Menuju konten utama

Nasib Ojek Online Selama 4 Tahun Pemerintahan Jokowi

Ojek daring tumbuh "bersama" Joko Widodo. Selama empat tahun kepemimpinan Jokowi, telah banyak hal terjadi pada moda transportasi yang satu ini. Tidak semua selesai, termasuk regulasi yang masih kacau.

Nasib Ojek Online Selama 4 Tahun Pemerintahan Jokowi
Sopir ojek online yang tergabung dalam Aliansi Nasional Driver Online melakukanorassi dalam aksi protes pada Peraturan Menteri 108/2017 di Jalan Medan Merdeka Timur, Jakarta, Senin (29/1/2018). tirto.id/Arimacs Wilander

tirto.id - Pada 2014 atau tahun ketika Joko Widodo mulai menjabat sebagai Presiden ke-7 Indonesia, masyarakat sama sekali tidak familier dengan ojek daring seperti Go-Jek atau Grab. Tapi kini, setelah empat tahun berlalu, ekspansi perusahaan-perusahaan teknologi itu tak terbendung. Armadanya—yang pengemudinya biasa disebut "mitra"—kini ada di hampir seluruh kota besar.

Tapi fakta bahwa perusahaan ini tumbuh berkali-kali lipat tidak lantas membuatnya terbebas dari masalah. Bisa dibilang pemerintah gagap merespons keberadaan mereka. Apa yang terjadi pada 2015 lalu adalah contoh konkretnya.
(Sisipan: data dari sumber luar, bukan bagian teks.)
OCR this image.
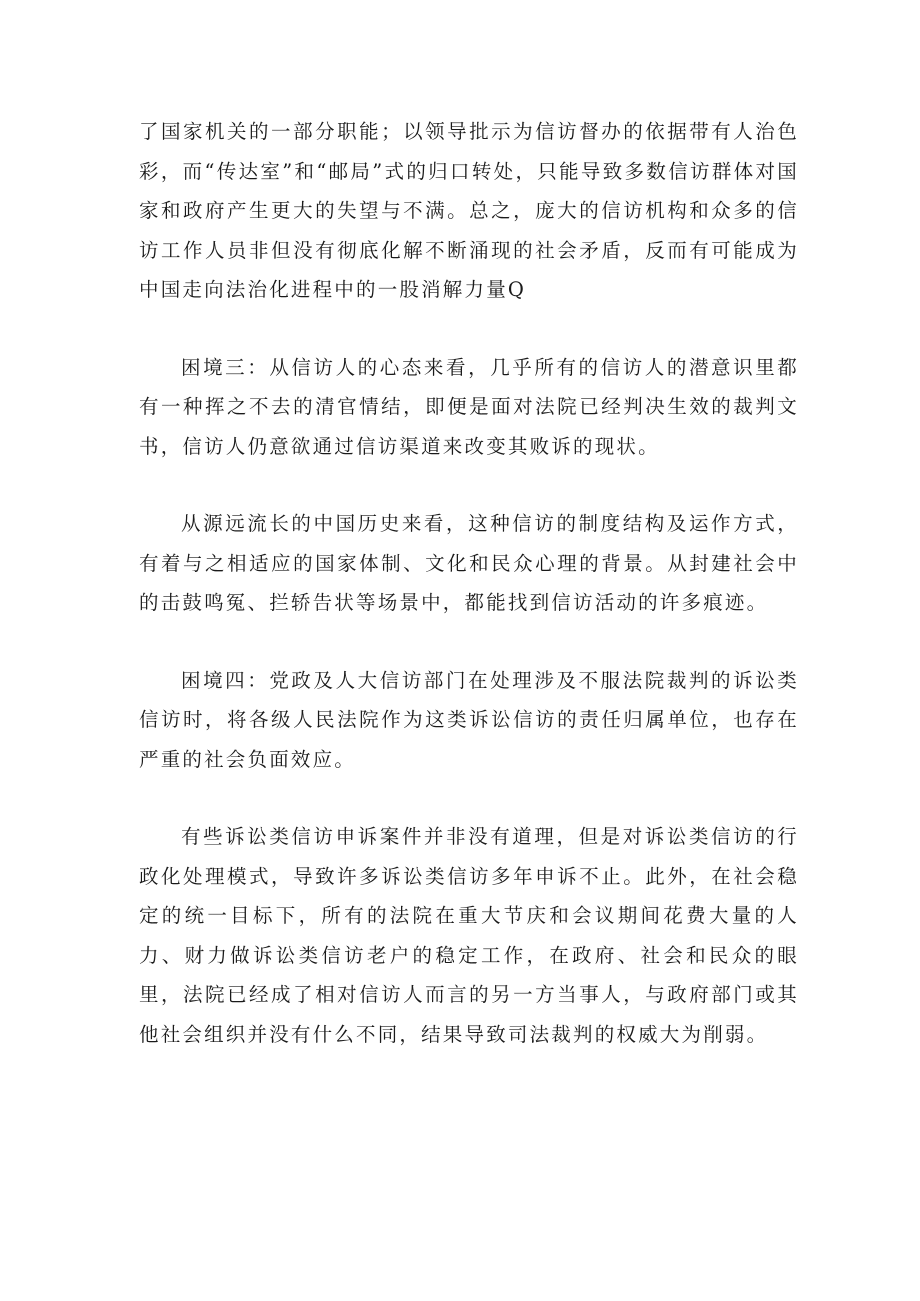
了国家机关的一部分职能；以领导批示为信访督办的依据带有人治色彩，而“传达室”和“邮局”式的归口转处，只能导致多数信访群体对国家和政府产生更大的失望与不满。总之，庞大的信访机构和众多的信访工作人员非但没有彻底化解不断涌现的社会矛盾，反而有可能成为中国走向法治化进程中的一股消解力量Q

困境三：从信访人的心态来看，几乎所有的信访人的潜意识里都有一种挥之不去的清官情结，即便是面对法院已经判决生效的裁判文书，信访人仍意欲通过信访渠道来改变其败诉的现状。

从源远流长的中国历史来看，这种信访的制度结构及运作方式，有着与之相适应的国家体制、文化和民众心理的背景。从封建社会中的击鼓鸣冤、拦轿告状等场景中，都能找到信访活动的许多痕迹。

困境四：党政及人大信访部门在处理涉及不服法院裁判的诉讼类信访时，将各级人民法院作为这类诉讼信访的责任归属单位，也存在严重的社会负面效应。

有些诉讼类信访申诉案件并非没有道理，但是对诉讼类信访的行政化处理模式，导致许多诉讼类信访多年申诉不止。此外，在社会稳定的统一目标下，所有的法院在重大节庆和会议期间花费大量的人力、财力做诉讼类信访老户的稳定工作，在政府、社会和民众的眼里，法院已经成了相对信访人而言的另一方当事人，与政府部门或其他社会组织并没有什么不同，结果导致司法裁判的权威大为削弱。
Ignasius Jonan yang kala itu masih menjabat Menteri Perhubungan lewat Surat Pemberitahuan Nomor UM.3012/1/21/Phb/2015 tertanggal 9 November 2015 memutuskan melarang ojek daring. Angkutan ini dinilai tidak memenuhi syarat sebagaimana yang termaktub dalam Undang Nomor 22 Tahun 2009 Tentang Lalu Lintas dan Angkutan Jalan serta Peraturan Pemerintah Nomor 74 Tahun 2014 Tentang Angkutan Jalan.

Apa yang disebut perusahaan angkutan umum setidaknya harus memenuhi kriteria: berbadan hukum dan punya izin penyelenggaraan angkutan umum. Perusahaan seperti Go-Jek dan Grab tidak termasuk. Mereka pada dasarnya adalah perusahaan teknologi. Pun motor tidak bisa dikategorikan sebagai angkutan umum karena minimal, dalam UU yang sama, harus beroda tiga.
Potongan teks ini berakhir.